In Cassazione, con l’unico motivo di ricorso AdE denunciava la violazione e falsa applicazione dell’art. 35, co. 15 – quater D.P.R. n. 533 del 1972, dei provvedimenti del Direttore dell’Agenzia delle Entrate del 29 dicembre 2010, n. 188376 e del 12 giugno 2017, n. 110418, in relazione all’art. 360, n. 3, c.p.c., per avere la CTR erroneamente considerato intracomunitarie operazioni prive della preventiva autorizzazione rilasciata dall’Agenzia delle Entrate e dell’inclusione nell’archivio VIES del soggetto richiedente.
La Corte ritiene il motivo infondato.
Infatti è stato affermato che “In tema di cessioni intracomunitarie, la mancata iscrizione dell’impresa cessionaria nel registro “Vies” non costituisce indizio della inesistenza dell’operazione poiché, in conformità alla giurisprudenza della Corte di Giustizia dell’Unione Europea (sentenza 9 febbraio 2017, causa C – 21/16), ai fini dell’applicazione del regime di non imponibilità dell’IVA, rilevano esclusivamente le condizioni sostanziali, salvo i casi di frode” (Cass. n. 10006 del 2018).

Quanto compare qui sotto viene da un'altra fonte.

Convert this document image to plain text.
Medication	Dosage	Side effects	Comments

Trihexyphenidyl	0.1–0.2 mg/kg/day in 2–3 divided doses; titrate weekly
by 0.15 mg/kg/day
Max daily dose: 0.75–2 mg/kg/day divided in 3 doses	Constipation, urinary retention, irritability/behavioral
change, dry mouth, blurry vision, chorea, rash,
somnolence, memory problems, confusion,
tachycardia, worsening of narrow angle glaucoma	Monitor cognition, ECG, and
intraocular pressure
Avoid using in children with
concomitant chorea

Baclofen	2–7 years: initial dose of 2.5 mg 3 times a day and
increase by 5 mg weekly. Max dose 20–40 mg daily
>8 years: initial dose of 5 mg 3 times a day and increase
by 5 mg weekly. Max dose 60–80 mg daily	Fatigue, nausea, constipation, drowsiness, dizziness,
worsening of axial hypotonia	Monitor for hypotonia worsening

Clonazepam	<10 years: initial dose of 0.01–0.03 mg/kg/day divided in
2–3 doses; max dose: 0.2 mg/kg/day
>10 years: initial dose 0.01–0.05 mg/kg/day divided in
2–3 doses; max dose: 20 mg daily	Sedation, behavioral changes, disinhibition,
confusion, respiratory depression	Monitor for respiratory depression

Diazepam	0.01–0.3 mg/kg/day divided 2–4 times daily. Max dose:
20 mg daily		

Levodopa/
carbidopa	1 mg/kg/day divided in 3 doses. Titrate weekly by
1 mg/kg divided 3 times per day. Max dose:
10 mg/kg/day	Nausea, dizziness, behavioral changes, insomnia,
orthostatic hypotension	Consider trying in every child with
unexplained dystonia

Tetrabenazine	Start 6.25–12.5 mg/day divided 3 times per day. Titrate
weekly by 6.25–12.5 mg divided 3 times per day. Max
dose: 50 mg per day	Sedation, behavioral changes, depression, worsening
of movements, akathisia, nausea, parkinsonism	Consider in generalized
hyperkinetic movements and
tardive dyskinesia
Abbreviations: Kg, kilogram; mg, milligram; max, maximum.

Inoltre viene ricordato che “In tema di cessioni intracomunitarie, l’omessa o errata comunicazione da parte del soggetto passivo del codice identificativo del tributo costituisce una violazione meramente formale che non indice sul regime di esenzione previsto per gli scambi tra operatori comunitari, quando la ricorrenza, in capo al destinatario, della qualità di soggetto d’imposta nello Stato d’appartenenza, secondo il principio di tassazione del luogo di destinazione dei beni, non sia contestata e non sussistano seri indizi che lascino supporre l’esistenza di una frode” (Cass. n. 25651 del 2018). L’assetto dei principi è completato dal principio di recente affermazione, al lume del quale “In tema di cessioni intracomunitarie, l’omessa o errata comunicazione da parte del soggetto passivo del codice identificativo del tributo costituisce una violazione meramente formale, che non incide sul regime di esenzione previsto per gli scambi tra operatori comunitari, sempre che la ricorrenza, in capo al destinatario, della qualità di soggetto d’imposta nello Stato d’appartenenza, secondo il principio di tassazione del luogo di destinazione dei beni, non sia contestata e non sussistano seri indizi che lascino supporre l’esistenza di una frode” (Cass. n. 12822 del 2021).
Per conseguenza secondo i Giudici di Legittimità il giudice di secondo grado si è posto sulla scia dell’orientamento nomofilattico, il che determina il rigetto del ricorso dell’AdE.